Great Divide #2, Bienvenue au Trumpistan!

Publié le 17/07/2018

Un vent furibond qui se fiche des frontières me retient un peu plus au Canada sur cette plaine dont j’avais pour un temps oublié l’existence.  Posée comme un non-lieu sur l’étendue -le piéton semble semble ici un intrus, voir un homme mort – je crois enfin apercevoir une grosse structure métallique bardée de caméras posée sur une route  soudainement aussi large comme une piste d’atterrissage. Au lendemain de la seconde guerre mondiale, Stefan Zweig écrivait que l’homme n’était rien sans son passeport, mais aux Etats-Unis, la plupart des Américains n’en possède pas, un simple permis de conduire suffit. Oui être Américain , c’est forcément être automobiliste.

Il faut montrer patte blanche pour entrer aux Etats-Unis. Après le silence des forêts, la puissance de l’appareil bureaucratique: « Vous êtes-vous rendus ces trois derniers mois aux USA? Faites-vous la Great Divide? me demande tour à tour le douanier de la Border protection. Une armoire à glace en uniforme qui me commande de son bon droit d’apposer méthodiquement mes quatre doigts de la main droite, le pouce, puis pareil de la main gauche.  De lever la tête pour une photo. Pas un mot de trop et la quittance: « Six dollars! » En matière de bienvenue à une frontière, j’ai connu mieux, mais jamais pire. Dans la plupart des pays, vous commettez d’abord un larcin puis on vous enregistre vos empreintes digitales. Non, l’Amérique serait différente, hors du monde, un american way of life qu’il faudrait défendre coûte que coûte, car tout le monde y aspirerait.

« Tweet, sleep, repeat » annonce une publicité. D’entrée, richesse et précarité se touchent: un terrain de golf, des chevaux, et des cabin (logements en préfabriqué devenus définitivement provisoires) et des voitures, beaucoup de voitures éparpillées sur des terrains vagues. Certaines ont trouvé là d’auspicieux cimetières inavoués. A la première station-service, de robustes 4 x 4 surdimensionnés vont et viennent dans un ballet incessant, sans aucune parole échangée. Des moteurs ronronnants, presque une atmosphère diffuse et carnivore de moteurs vrombissants, sans état d’âme. « Nice to meat you » affiche d’ailleurs le fast-food adjacent. A la caisse, je grelotte presque, la climatisation est poussée à fond, comme partout je m’en apercevrai. On peine à comprendre que je ne veuille acheter qu’un  seul litre d’essence – pour mon vélomoteur? L’or noir est bon marché et se vend par gallon. Mon réchaud de fabrication canadienne est pourtant bel et bien d’origine américaine.
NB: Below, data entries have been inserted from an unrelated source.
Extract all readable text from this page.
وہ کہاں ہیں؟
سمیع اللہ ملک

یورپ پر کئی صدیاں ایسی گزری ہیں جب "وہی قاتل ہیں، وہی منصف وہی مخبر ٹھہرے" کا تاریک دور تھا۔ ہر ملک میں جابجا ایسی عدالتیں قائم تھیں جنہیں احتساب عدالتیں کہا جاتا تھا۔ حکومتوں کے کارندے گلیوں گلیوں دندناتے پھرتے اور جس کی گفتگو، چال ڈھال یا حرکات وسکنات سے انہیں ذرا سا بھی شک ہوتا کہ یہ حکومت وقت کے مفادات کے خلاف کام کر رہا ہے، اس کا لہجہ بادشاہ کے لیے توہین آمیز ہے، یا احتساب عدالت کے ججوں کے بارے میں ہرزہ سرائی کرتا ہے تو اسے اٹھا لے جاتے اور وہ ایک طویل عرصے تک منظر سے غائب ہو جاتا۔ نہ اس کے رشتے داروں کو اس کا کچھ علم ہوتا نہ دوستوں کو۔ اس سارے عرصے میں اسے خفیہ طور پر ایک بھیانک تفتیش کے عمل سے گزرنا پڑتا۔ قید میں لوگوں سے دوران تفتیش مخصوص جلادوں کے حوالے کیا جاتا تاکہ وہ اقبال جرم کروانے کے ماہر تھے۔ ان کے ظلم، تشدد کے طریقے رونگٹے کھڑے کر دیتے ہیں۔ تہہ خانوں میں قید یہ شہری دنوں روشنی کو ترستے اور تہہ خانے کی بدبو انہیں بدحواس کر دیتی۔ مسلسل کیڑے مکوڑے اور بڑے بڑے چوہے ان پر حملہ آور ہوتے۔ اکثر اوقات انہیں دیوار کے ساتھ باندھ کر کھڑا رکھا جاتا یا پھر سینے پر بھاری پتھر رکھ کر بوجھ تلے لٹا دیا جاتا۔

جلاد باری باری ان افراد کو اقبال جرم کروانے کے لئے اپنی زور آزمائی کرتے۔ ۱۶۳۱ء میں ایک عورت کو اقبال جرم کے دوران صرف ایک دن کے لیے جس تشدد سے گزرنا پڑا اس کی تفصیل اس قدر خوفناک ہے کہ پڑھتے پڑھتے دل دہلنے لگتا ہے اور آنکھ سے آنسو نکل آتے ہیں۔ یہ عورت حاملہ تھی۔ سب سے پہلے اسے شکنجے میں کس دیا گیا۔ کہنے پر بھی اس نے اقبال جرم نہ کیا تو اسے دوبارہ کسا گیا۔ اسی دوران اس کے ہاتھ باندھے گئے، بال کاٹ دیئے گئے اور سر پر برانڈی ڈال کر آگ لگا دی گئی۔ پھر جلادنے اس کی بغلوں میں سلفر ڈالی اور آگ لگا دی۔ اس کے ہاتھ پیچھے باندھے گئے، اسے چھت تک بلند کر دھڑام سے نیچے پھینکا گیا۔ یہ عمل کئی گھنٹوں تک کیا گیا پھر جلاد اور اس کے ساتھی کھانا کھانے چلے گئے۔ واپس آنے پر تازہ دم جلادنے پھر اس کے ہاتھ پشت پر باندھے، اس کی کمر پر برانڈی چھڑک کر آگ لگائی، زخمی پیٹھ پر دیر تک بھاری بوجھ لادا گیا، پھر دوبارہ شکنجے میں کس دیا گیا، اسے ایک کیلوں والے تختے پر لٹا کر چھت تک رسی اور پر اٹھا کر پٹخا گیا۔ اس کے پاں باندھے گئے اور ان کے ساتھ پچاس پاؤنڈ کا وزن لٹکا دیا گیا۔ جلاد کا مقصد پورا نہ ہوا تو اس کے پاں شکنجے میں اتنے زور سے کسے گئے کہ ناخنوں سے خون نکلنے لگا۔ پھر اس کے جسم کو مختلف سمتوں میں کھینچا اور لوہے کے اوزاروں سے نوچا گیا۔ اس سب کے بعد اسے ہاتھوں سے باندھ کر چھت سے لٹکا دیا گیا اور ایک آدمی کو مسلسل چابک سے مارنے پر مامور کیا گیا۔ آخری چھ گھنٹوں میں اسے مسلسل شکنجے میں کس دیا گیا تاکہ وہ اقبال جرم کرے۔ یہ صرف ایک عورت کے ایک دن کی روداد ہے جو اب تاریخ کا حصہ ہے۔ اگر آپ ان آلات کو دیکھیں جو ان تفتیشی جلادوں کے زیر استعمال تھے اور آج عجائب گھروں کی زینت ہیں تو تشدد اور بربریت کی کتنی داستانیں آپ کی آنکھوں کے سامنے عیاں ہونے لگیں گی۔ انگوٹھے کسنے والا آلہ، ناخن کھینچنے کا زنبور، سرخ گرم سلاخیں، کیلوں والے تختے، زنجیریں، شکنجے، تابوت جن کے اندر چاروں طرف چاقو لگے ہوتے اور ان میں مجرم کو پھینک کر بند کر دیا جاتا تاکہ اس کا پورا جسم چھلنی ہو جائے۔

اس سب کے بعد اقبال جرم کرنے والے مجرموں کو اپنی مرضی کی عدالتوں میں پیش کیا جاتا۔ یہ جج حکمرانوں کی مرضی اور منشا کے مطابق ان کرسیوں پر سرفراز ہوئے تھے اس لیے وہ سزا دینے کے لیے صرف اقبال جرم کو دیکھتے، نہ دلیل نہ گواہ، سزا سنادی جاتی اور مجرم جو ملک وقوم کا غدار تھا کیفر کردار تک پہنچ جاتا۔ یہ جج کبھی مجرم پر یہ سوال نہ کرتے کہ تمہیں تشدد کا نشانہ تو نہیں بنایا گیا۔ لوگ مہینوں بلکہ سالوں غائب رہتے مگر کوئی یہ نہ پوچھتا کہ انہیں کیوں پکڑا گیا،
La route gondole à travers la ville-rue d’Eureka qui rappelle le far-west. Aussitôt quittée, il n’y a plus âme qui vive à qui demander la direction. Aussi grand que la France, le Montana ne compte qu’un million d’habitants, un territoire recouvert d’un tapis végétal infini où l’on fait tôt de se tromper, de se perdre, un façon de nous rappeler notre insignifiance.

J’ai pourtant hâte de poursuivre l’itinéraire échevelé composé d’anciennes pistes de bûcherons ou de chasseurs, parfois de sentiers, qui franchissent des cols,  traversent des coulées de pierres à jamais arrêtées dans leur course. Des forêts de mélèzes calcinées par un feu d’origine naturelle augurent d’une sinistre vision de fin du monde : troncs gris couchés en désordre, paysage dévasté. C’est souvent le vent qui peut atteindre 209 km/h qui déclenche des avalanches de neige. Des corridors  permettent aux grizzlis de passer et parfois de mettre bas. La Great Divide mène vers des territoires peu parcourus où l’on aurait a priori aucune raison de se rendre, une autre façon de ressentir  – mais pour combien de temps encore ? – cet espace sauvage que Trump dépèce et ouvre sans vergogne à l’exploitation.